Cindy

When Cindy was in 7th or 8th grade her life went downhill. Her dad left her mom and took everything. “That is when I gave up”, she said.

We’re sitting with Cindy at the Tim Horton’s across the street from the Drop-In. She said she just needed to get away today and so we asked her if she wanted to have a coffee and tell us a bit about her life. Sitting there in a booth she said  “I don’t know man, I don’t know what I can tell you about my life”. So we took out a sheet of paper and drew a straight line through the middle. “Start at the beginning” we said.

Cindy was born in 1986 at Toronto General Hospital.  After her dad left, her mom tried her best. But her mom was hard on her. She said, “this is not what a mom and daughter should be”. She left school in grade 8. “School wasn’t really my thing”.

By age 18 Cindy already had 2 kids. She was still living with her mom when got pregnant with her 3rd, that’s when she started getting caught up in alcohol. “It’s around then that I started drinking homemade wine”. Her mother kicked her out of the house because of her drinking. Cindy’s two regrets from that period in her life are not finishing school, and not spending much time with her kids.

Now, age 33, she has 7 kids. All her kids were taken away by child protection at birth.  Her mother has several of the younger ones in her care but she says the older ones “have their own lives now”.

Since leaving her mom’s house Cindy has been on the streets, in shelters, sleeping outside, sleeping in her ex’s mom’s car in Richmond hill.
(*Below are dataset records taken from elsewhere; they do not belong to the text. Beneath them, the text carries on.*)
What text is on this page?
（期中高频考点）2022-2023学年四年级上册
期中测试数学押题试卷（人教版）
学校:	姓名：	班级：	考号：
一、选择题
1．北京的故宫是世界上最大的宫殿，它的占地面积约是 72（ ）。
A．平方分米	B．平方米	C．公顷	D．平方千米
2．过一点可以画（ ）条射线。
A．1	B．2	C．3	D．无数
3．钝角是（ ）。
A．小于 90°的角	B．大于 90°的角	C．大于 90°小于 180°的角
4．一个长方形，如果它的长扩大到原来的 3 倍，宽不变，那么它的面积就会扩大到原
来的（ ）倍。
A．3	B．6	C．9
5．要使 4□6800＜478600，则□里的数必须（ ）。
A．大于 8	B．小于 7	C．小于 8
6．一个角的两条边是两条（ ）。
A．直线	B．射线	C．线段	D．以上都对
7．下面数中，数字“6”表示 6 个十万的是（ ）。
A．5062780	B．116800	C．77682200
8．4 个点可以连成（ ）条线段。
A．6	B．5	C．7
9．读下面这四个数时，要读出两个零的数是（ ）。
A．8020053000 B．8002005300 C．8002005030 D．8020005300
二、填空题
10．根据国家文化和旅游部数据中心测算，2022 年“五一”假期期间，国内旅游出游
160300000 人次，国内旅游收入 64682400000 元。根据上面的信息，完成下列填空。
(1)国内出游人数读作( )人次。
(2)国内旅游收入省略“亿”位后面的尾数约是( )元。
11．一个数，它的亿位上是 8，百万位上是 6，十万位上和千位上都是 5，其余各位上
She says she would like more contact with her kids, but it’s hard. Her older kids are now grown and don’t want much to do with her. Also, she says of herself “I’m kinda like Tom Cruise right now. Once you’ve been away so long… it’s hard to get back. It’s a different lifestyle.”

Cindy now lives in an apartment building off of Queen West. She’s been there 5 years – the longest time she’s ever lived anywhere. But she doesn’t feel very safe there. Only recently has she started sleeping okay. “I dunno, this apartment is full of bad memories… people have died in this apartment and stuff”.

Cindy has been going to the drop-in centre since the 1990s. She went there once because she needed a coffee. Now she goes for the people.  She pauses, reflecting on what she has just said.  “Well, actually I don’t really go there for friends. Normally, I would go there for the drugs and alcohol”.

Cindy has been sober since April 30th – when she found out she was pregnant, again. This will be baby number 8. “It’s now only when I’m pregnant that I stop. Drinking is fun.”

When I ask her about her dreams she talks about kicking drinking and staying sober, getting healthy and finishing her grade 12. She showed me a George Brown Catalogue – “they have a mental health program I’d be interested in taking.  But there isn’t much information on their website. I called them but they said that their enrolment is full and I would have to wait until the next year.”

“It’s tough hanging out at the drop-in centre” she says. “Especially when you want to stay sober.  It’s easy to get sucked right in”.

 

I went to visit Cindy at her house a few days after her baby was born. Child services had taken the baby. Cindy was busy and didn’t have much time to talk. She was on her way to a group meeting and pizza lunch in her building. “It’s very hard right now.  I’m trying not to drink. I just want to focus on getting my baby back”.

It made me wonder what supports Cindy had in her life AND if these supports came in at the right time or sequence.

Instead of struggling to build a life for herself outside of the drop-in centre now, in a time of heightened vulnerability and depression, what if she had accessed a world of informal interactions, experiences and support outside the drop-in centre, before finding herself alone, without her baby, and fighting to build a life and home that child protection services could work with? Would it have made her time now, and her abstinence from drinking easier and with less risk of seeking comfort in her familiar surroundings at the drop-in centre and being sucked back into having one more drink?